Consumerism Monkey. This monkey requires one to have the latest and greatest or the most and the best. This monkey is never satisfied. Once it gets the newest purchase, it can't wait for the next acquisition. More, more, more is its mantra. It causes one to live above one's means. Here's how I got rid of this monkey.
  • Buy only what I need. Want and need are two different emotions. Learning the difference will help one get rid of this monkey.

  • Take pride in myself and not my possessions. I focus on what I am able to do and accomplish over what I own.

  • Debt Monkey. This monkey works with the Consumerism Monkey to cause issues. To satisfy wants, one creates a Debt Monkey. It starts in college, when incomes are low. At first it's just a little bit, and before long using debt becomes a lifestyle. Here's how I got rid of this monkey:
  • Think of debt as paying more than sticker price. How many of us would see an item for $100 and offer the sales person $120 to buy it? I would venture not many of us. However, that is exactly what one is doing when purchasing something on credit at 20% interest and paying if off in one year.

  • Limit use of debt to a few necessary items. For me, it was education, first car, and my home. However, even for these items, debt should be used judiciously. For example, one should make sure educational debt will result is a good paying job.

  • No Savings Monkey. This Monkey encourages living for today, because who knows if there will be a tomorrow. In addition, that life cannot be enjoyed as much when one is older. However, for most of us, saving is our path to wealth. I got rid of this monkey by:
  • Paying myself first. It is the only saving strategy you'll ever need. Target to have 12 to 20% automatically deducted from every paycheck. Invest it and then forget about it. Saving as little a $1 per day can have big returns.

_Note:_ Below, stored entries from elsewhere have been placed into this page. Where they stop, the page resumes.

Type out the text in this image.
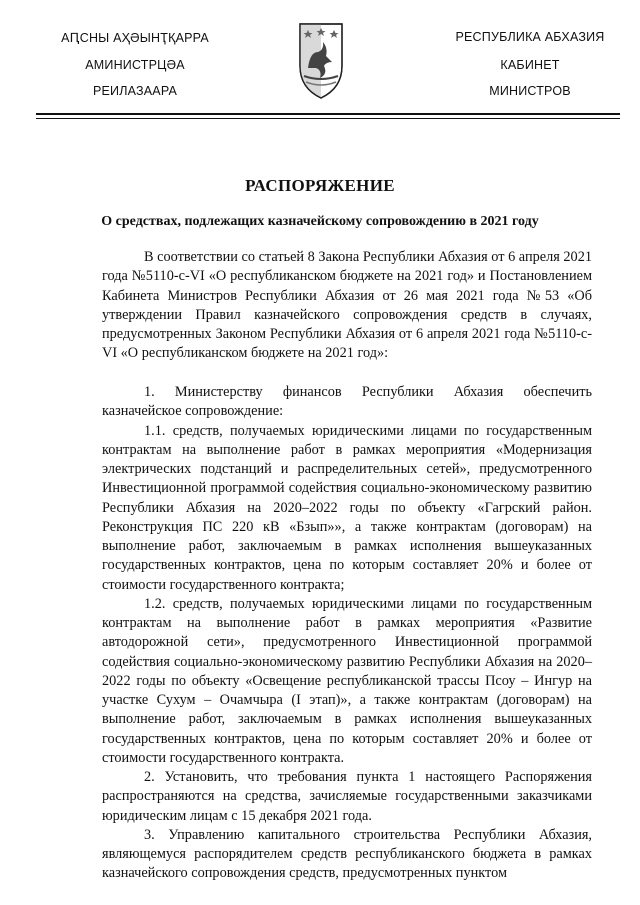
АԤСНЫ АҲӘЫНҬҚАРРА
АМИНИСТРЦӘА
РЕИЛАЗААРА
РЕСПУБЛИКА АБХАЗИЯ
КАБИНЕТ
МИНИСТРОВ
РАСПОРЯЖЕНИЕ
О средствах, подлежащих казначейскому сопровождению в 2021 году

В соответствии со статьей 8 Закона Республики Абхазия от 6 апреля 2021 года №5110-с-VI «О республиканском бюджете на 2021 год» и Постановлением Кабинета Министров Республики Абхазия от 26 мая 2021 года №53 «Об утверждении Правил казначейского сопровождения средств в случаях, предусмотренных Законом Республики Абхазия от 6 апреля 2021 года №5110-с-VI «О республиканском бюджете на 2021 год»:

1. Министерству финансов Республики Абхазия обеспечить казначейское сопровождение:

1.1. средств, получаемых юридическими лицами по государственным контрактам на выполнение работ в рамках мероприятия «Модернизация электрических подстанций и распределительных сетей», предусмотренного Инвестиционной программой содействия социально-экономическому развитию Республики Абхазия на 2020–2022 годы по объекту «Гагрский район. Реконструкция ПС 220 кВ «Бзып»», а также контрактам (договорам) на выполнение работ, заключаемым в рамках исполнения вышеуказанных государственных контрактов, цена по которым составляет 20% и более от стоимости государственного контракта;

1.2. средств, получаемых юридическими лицами по государственным контрактам на выполнение работ в рамках мероприятия «Развитие автодорожной сети», предусмотренного Инвестиционной программой содействия социально-экономическому развитию Республики Абхазия на 2020–2022 годы по объекту «Освещение республиканской трассы Псоу – Ингур на участке Сухум – Очамчыра (I этап)», а также контрактам (договорам) на выполнение работ, заключаемым в рамках исполнения вышеуказанных государственных контрактов, цена по которым составляет 20% и более от стоимости государственного контракта.

2. Установить, что требования пункта 1 настоящего Распоряжения распространяются на средства, зачисляемые государственными заказчиками юридическим лицам с 15 декабря 2021 года.

3. Управлению капитального строительства Республики Абхазия, являющемуся распорядителем средств республиканского бюджета в рамках казначейского сопровождения средств, предусмотренных пунктом
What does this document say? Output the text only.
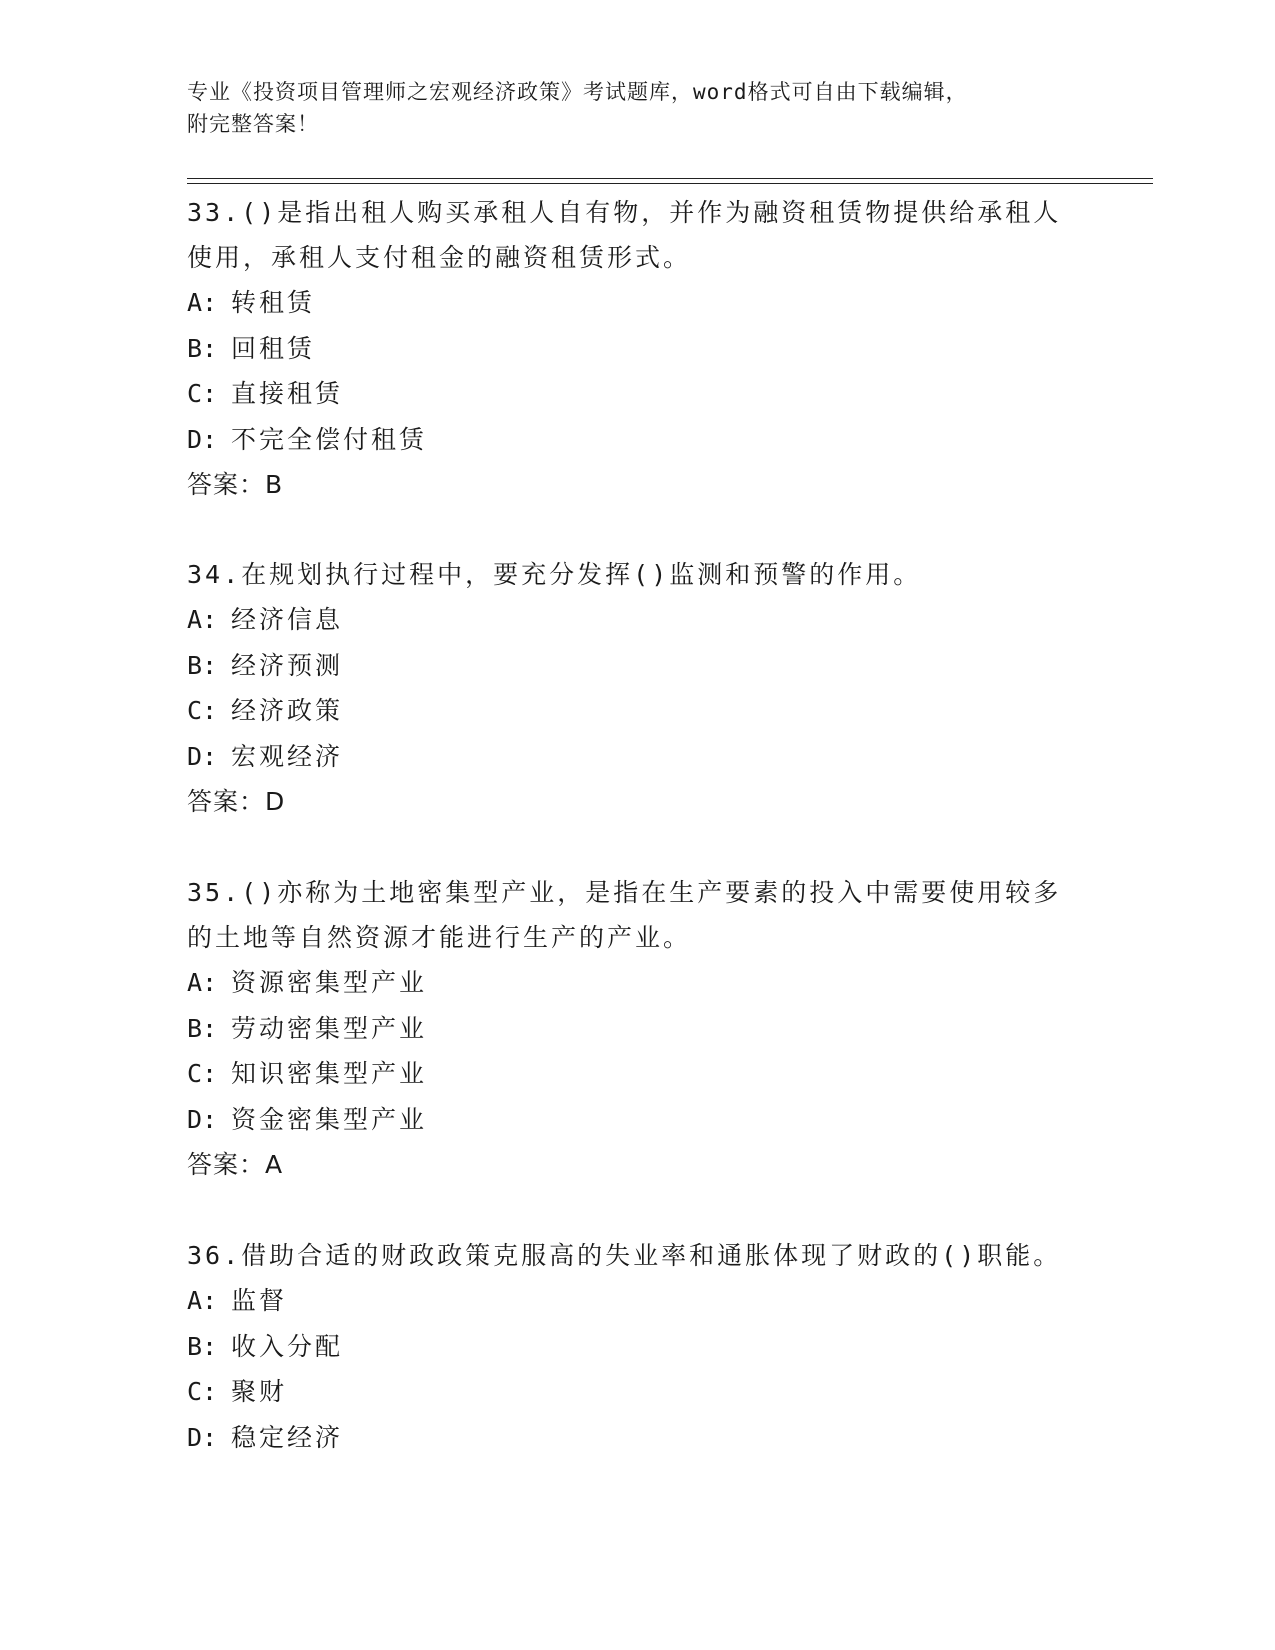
专业《投资项目管理师之宏观经济政策》考试题库，word格式可自由下载编辑，
附完整答案！
33.()是指出租人购买承租人自有物，并作为融资租赁物提供给承租人
使用，承租人支付租金的融资租赁形式。
A: 转租赁
B: 回租赁
C: 直接租赁
D: 不完全偿付租赁
答案：B
34.在规划执行过程中，要充分发挥()监测和预警的作用。
A: 经济信息
B: 经济预测
C: 经济政策
D: 宏观经济
答案：D
35.()亦称为土地密集型产业，是指在生产要素的投入中需要使用较多
的土地等自然资源才能进行生产的产业。
A: 资源密集型产业
B: 劳动密集型产业
C: 知识密集型产业
D: 资金密集型产业
答案：A
36.借助合适的财政政策克服高的失业率和通胀体现了财政的()职能。
A: 监督
B: 收入分配
C: 聚财
D: 稳定经济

  • Not Enough Income Monkey. The only way to know if one has this monkey is to get rid of the above three monkeys first. Most people who think they have the income monkey are really carrying a combination of the first three. So they work on increasing their income only to find the first three monkeys eat up the gains. Here's how I addressed this monkey:
  • Get an education that leads to a high(er) paying job. It's important to gain skills and knowledge that enable access to a higher paying job. Then take the highest paying job which one is offered.

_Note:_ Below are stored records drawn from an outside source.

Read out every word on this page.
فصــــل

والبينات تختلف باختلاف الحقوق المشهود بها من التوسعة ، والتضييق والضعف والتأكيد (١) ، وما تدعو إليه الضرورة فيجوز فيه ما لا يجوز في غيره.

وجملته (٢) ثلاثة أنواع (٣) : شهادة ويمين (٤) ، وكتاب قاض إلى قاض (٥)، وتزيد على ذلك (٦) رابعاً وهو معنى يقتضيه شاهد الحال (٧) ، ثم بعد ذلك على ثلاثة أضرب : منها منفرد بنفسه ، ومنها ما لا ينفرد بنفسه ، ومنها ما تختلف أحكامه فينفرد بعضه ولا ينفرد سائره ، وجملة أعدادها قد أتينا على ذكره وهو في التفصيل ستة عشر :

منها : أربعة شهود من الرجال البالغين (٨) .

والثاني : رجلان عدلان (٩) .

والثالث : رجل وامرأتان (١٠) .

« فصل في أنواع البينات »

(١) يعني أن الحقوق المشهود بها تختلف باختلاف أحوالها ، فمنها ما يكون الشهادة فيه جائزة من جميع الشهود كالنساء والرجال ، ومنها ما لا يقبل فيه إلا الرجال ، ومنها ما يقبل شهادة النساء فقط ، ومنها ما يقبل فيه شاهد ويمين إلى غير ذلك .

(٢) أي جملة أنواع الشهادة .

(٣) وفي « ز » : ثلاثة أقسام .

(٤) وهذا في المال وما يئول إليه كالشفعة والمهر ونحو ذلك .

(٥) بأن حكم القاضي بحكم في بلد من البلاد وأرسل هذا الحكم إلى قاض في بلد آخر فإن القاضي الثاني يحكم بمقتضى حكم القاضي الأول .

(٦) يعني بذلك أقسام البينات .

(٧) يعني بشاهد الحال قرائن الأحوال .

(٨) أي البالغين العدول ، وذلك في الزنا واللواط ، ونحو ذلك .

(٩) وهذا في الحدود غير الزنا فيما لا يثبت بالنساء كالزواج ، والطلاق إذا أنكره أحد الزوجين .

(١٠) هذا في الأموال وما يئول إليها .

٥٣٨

  • For more on The Practice of Personal Finance check back every Wednesday for a new segment.

    Photo Credit:, Daniel T. Yara


    Anonymous said...

    Super: Excellent post! Sometimes, I wonder if there is a "Procrastination Monkey" to rule them all. :)

    Anonymous said...

    Another way to get rid of the "not enough income monkey" is to compare your income to that of others with similar ability and/or credentials. Otherwise, the "frugality monkey" can convince you that you are doing well because you are living within your means.

    Anonymous said...

    Taking the highest salaried job that is offered is not always the way to go. In my area, there are blue collar jobs that make more money than MBAs.

    Super Saver said...

    @ Golbguru,

    Good point. Procrastination may be a major monkey that keeps people from working on these four monkeys and other things :-)

    @ Steve,

    Thanks for your comments and excellent points.

    For clarification, I would modify to "one should take the highest job offer from their field of training or interest."

    Anonymous said...

    "procrastination monkey" could be good in some cases.
    "procrastination monkey" may be a good thing when applied to buying stuff.

    In terms of trying to always get a better paying jobs - there are other things to consider than money. How interesting the job it, security, benefits, commute, flexible or strict hours, environment are all important. Different people have different views on which of these is more important to them, and they are all right.

    Super Saver said...

    @ Kitty,

    Thanks for your comment. Great points.

    I agree that it is a personal choice on the tradeoffs (higher vs. other elements) to make. For example, I took the lowest paying offer when I graduated from college, because of the type of work and benefits. While I have stayed my entire career at this company, I have consciously accepted assignments which had or lead to higher pay, due to promotion or relocation internationally.